For several reasons, which I won’t outline here I chose to work with the KDevelop parser. It doesn’t do a full semantical analysis and unfortunately it doesn’t store all info I need during analysis but it gave me a descent starting point. The idea was to build a C++ query engine (i.e. find uses of type X, find uses of method X::y(), etc) and a transform engine (i.e. given an use of X::y(), transform it into foo<X>()). As said before, KDevelop doesn’t store all information needed to do a fully correct transformation but some useful transforms can already be done (more on that in another blog).
So, given a C++ query engine, a partly correct working transform engine and a (huge) porting job, what would we like to know and what can the plugin currently show? We start with putting in some queries which we can’t port (or even find) with our current scripts. We load the queries and run it on the project we want to port. First results:
In the tree you see an item for each file with as children results of the different queries run on the projects code base. Double clicking will bring you to the location in the editor. When a transform is defined for the query, selecting a query will enable the transform button and when transforms are applied you can view a diff. But well, as said the transform engine is a bit in a poor state still. However, at first we’re not directly interested in applying the transform. Remember, the customer didn’t sign any contract yet =;). So how do we know what to put in the contract in the first place? Lets enter the project view:
Here you see a more aggregated view of the results of the queries that where run. On the left side you see the files for which queries are run. On top you see which queries where run. Each cell contains the number of hits for a query in a file. Except for the first which shows the total of the row. Of course the results can be sorted for each separate column. So what can we learn from this picture? The first thing that is noticeable, when sorting on total is that the curve is broad at the top and getting narrow quite fast. Which means, given that the queries represent the amount of work to do, that most of the work has to be done in only a couple of files. Now, what kind of work do we need to do mostly? Lets sort by one of the queries:
Hey, that curve there on the right seems to correlate with the total curve. Hmm, so most work is due to query X. Aaaah, we know that this particular piece of code is [very easy|hard|very painful] to port so we need to bill our customer [a bit|a lot|an insane amount]. (But of course relative to the amount of file which are affected =;) ).

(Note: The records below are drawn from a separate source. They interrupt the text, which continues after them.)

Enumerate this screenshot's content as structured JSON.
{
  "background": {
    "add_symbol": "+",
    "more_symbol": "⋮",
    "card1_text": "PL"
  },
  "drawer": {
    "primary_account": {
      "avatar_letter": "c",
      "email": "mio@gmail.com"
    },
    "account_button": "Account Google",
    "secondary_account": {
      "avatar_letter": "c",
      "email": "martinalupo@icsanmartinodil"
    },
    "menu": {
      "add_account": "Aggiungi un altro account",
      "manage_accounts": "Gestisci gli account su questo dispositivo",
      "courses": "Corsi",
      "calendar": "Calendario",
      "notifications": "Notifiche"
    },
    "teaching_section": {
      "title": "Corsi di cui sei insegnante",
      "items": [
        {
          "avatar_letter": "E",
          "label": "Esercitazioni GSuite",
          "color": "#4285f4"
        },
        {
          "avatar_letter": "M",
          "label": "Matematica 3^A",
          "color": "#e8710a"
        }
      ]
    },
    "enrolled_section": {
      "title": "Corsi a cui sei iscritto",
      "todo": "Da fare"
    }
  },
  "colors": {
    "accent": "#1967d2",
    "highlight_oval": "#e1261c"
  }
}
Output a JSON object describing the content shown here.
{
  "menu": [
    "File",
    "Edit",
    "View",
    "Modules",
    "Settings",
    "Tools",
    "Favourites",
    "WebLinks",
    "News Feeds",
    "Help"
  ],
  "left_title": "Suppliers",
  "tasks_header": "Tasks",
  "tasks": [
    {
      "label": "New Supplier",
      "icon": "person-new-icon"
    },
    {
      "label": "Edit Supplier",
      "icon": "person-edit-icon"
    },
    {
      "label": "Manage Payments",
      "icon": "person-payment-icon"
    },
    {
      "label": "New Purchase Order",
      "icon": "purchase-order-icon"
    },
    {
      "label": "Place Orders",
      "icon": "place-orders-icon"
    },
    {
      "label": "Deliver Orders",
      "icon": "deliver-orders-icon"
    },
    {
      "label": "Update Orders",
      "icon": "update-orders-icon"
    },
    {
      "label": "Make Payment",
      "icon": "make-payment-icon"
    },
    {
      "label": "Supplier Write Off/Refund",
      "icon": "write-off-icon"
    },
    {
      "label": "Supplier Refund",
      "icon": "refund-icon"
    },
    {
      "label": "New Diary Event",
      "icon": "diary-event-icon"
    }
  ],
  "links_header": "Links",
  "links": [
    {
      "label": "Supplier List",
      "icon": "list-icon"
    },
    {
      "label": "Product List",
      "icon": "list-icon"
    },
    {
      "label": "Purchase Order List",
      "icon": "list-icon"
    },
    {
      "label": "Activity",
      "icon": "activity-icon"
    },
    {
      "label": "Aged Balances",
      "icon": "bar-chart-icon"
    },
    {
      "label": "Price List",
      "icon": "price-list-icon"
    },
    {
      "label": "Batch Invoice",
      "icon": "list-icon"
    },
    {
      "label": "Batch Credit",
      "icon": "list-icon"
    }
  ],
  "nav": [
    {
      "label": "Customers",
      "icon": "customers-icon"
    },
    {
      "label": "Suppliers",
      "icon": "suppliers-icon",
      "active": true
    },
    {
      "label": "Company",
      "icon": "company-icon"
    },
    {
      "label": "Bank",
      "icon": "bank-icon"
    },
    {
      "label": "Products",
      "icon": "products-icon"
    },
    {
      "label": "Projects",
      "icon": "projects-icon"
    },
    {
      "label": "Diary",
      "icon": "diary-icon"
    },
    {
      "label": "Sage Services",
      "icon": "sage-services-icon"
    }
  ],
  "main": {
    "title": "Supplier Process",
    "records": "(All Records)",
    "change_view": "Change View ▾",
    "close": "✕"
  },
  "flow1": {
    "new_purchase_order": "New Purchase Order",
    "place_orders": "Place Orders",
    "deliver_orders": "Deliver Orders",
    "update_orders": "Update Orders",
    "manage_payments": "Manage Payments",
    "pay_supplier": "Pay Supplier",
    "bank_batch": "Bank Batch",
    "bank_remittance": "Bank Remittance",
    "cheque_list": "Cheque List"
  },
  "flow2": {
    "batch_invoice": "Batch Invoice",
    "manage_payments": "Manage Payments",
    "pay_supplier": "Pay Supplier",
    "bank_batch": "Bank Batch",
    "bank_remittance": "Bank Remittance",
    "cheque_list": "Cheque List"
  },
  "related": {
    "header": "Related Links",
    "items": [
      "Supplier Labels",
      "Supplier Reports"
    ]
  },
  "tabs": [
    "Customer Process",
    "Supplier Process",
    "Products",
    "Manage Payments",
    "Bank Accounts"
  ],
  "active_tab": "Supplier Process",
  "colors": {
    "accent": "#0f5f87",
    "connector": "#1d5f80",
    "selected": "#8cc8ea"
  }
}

Up to now we’ve had the files as rows but it is also possible to switch the headers, which of course also changes the meaning of the image. Lets see:
Now we have the queries on the right and sorting on total gives you an overview which type/function/other construct is used most in the project you’re analyzing. Doing this for several projects using the library you’re maintaining/developing can help you in finding out which parts of your library you should optimize first, what the impact would be of changing the signature of that particular function or how to split up your library in modules when it gets too large.

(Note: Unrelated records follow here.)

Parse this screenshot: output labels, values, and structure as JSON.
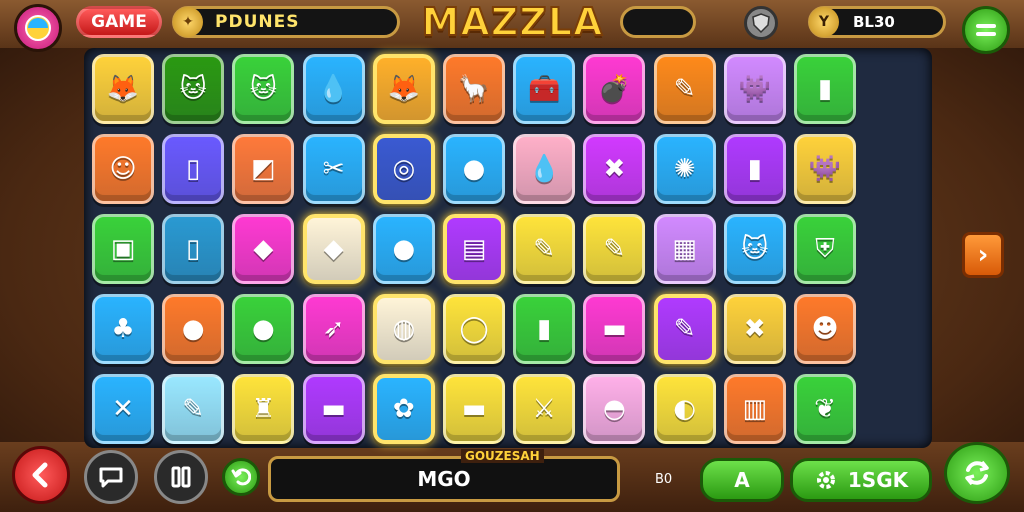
{
  "header": {
    "game_label": "GAME",
    "coins_label": "PDUNES",
    "title": "MAZZLA",
    "score_label": "BL30"
  },
  "icons": {
    "profile": "ball-icon",
    "coins": "coin-icon",
    "shield": "shield-icon",
    "score": "emblem-icon",
    "menu": "menu-icon",
    "back": "back-arrow-icon",
    "chat": "chat-icon",
    "pause": "pause-icon",
    "undo": "undo-icon",
    "settings": "gear-icon",
    "refresh": "refresh-icon",
    "next": "chevron-right-icon"
  },
  "bottom": {
    "field_caption": "GOUZESAH",
    "field_value": "MGO",
    "small_value": "B0",
    "a_button": "A",
    "settings_button": "1SGK"
  },
  "board": {
    "rows": 5,
    "cols": 11,
    "tiles": [
      [
        {
          "c": "#ffd23a",
          "g": "fox-icon"
        },
        {
          "c": "#2b9a12",
          "g": "cat-icon"
        },
        {
          "c": "#3ad23a",
          "g": "cat-icon"
        },
        {
          "c": "#2ab4ff",
          "g": "drop-icon"
        },
        {
          "c": "#ffb02a",
          "g": "fox-icon",
          "sel": true
        },
        {
          "c": "#ff7a2a",
          "g": "llama-icon"
        },
        {
          "c": "#2ab4ff",
          "g": "chest-icon"
        },
        {
          "c": "#ff3ad2",
          "g": "bomb-icon"
        },
        {
          "c": "#ff8a1a",
          "g": "pen-icon"
        },
        {
          "c": "#d28aff",
          "g": "monster-icon"
        },
        {
          "c": "#3ad23a",
          "g": "bottle-icon"
        }
      ],
      [
        {
          "c": "#ff7a2a",
          "g": "face-icon"
        },
        {
          "c": "#6a5aff",
          "g": "phone-icon"
        },
        {
          "c": "#ff7a3a",
          "g": "card-icon"
        },
        {
          "c": "#2ab4ff",
          "g": "scissors-icon"
        },
        {
          "c": "#3a5ad2",
          "g": "target-icon",
          "sel": true
        },
        {
          "c": "#2ab4ff",
          "g": "orb-icon"
        },
        {
          "c": "#ffb0c8",
          "g": "drop-icon"
        },
        {
          "c": "#d23aff",
          "g": "x-icon"
        },
        {
          "c": "#2ab4ff",
          "g": "spinner-icon"
        },
        {
          "c": "#b03aff",
          "g": "bottle-icon"
        },
        {
          "c": "#ffd23a",
          "g": "monster-icon"
        }
      ],
      [
        {
          "c": "#3ad23a",
          "g": "lantern-icon"
        },
        {
          "c": "#2a9ad2",
          "g": "phone-icon"
        },
        {
          "c": "#ff3ad2",
          "g": "gem-icon"
        },
        {
          "c": "#fff4d8",
          "g": "diamond-icon",
          "sel": true
        },
        {
          "c": "#2ab4ff",
          "g": "slime-icon"
        },
        {
          "c": "#b03aff",
          "g": "cards-icon",
          "sel": true
        },
        {
          "c": "#ffe43a",
          "g": "pen-icon"
        },
        {
          "c": "#ffe43a",
          "g": "pen-icon"
        },
        {
          "c": "#d28aff",
          "g": "box-icon"
        },
        {
          "c": "#2ab4ff",
          "g": "cat-icon"
        },
        {
          "c": "#3ad23a",
          "g": "shield-icon"
        }
      ],
      [
        {
          "c": "#2ab4ff",
          "g": "plant-icon"
        },
        {
          "c": "#ff7a2a",
          "g": "fruit-icon"
        },
        {
          "c": "#3ad23a",
          "g": "orb-icon"
        },
        {
          "c": "#ff3ad2",
          "g": "spear-icon"
        },
        {
          "c": "#fff4d8",
          "g": "globe-icon",
          "sel": true
        },
        {
          "c": "#ffe43a",
          "g": "ring-icon"
        },
        {
          "c": "#3ad23a",
          "g": "bottle-icon"
        },
        {
          "c": "#ff3ad2",
          "g": "tube-icon"
        },
        {
          "c": "#b03aff",
          "g": "pen-icon",
          "sel": true
        },
        {
          "c": "#ffd23a",
          "g": "x-icon"
        },
        {
          "c": "#ff7a2a",
          "g": "mask-icon"
        }
      ],
      [
        {
          "c": "#2ab4ff",
          "g": "tools-icon"
        },
        {
          "c": "#9ae8ff",
          "g": "pen-icon"
        },
        {
          "c": "#ffe43a",
          "g": "trophy-icon"
        },
        {
          "c": "#b03aff",
          "g": "tube-icon"
        },
        {
          "c": "#2ab4ff",
          "g": "shell-icon",
          "sel": true
        },
        {
          "c": "#ffe43a",
          "g": "bar-icon"
        },
        {
          "c": "#ffe43a",
          "g": "sword-icon"
        },
        {
          "c": "#ffb0e8",
          "g": "pot-icon"
        },
        {
          "c": "#ffe43a",
          "g": "ball-icon"
        },
        {
          "c": "#ff7a2a",
          "g": "crate-icon"
        },
        {
          "c": "#3ad23a",
          "g": "leaf-icon"
        }
      ]
    ]
  }
}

Next thing I’ll be working on is visualizing the impact of transforms on the code base. Especially to show which parts of the documents are modified by the defined transform and if there are overlapping transforms. More on that later.
I didn’t release the code yet as its far from mature yet. However, if you feel brave and want to play with it, drop me a mail and I’ll send you the source. It will eventually become available under some free license (I should’ve read [ade] blogs better, I would have known which).
P.S. For who wants to know, these kind of views are called Table Lens views which are very powerfulf for finding trends.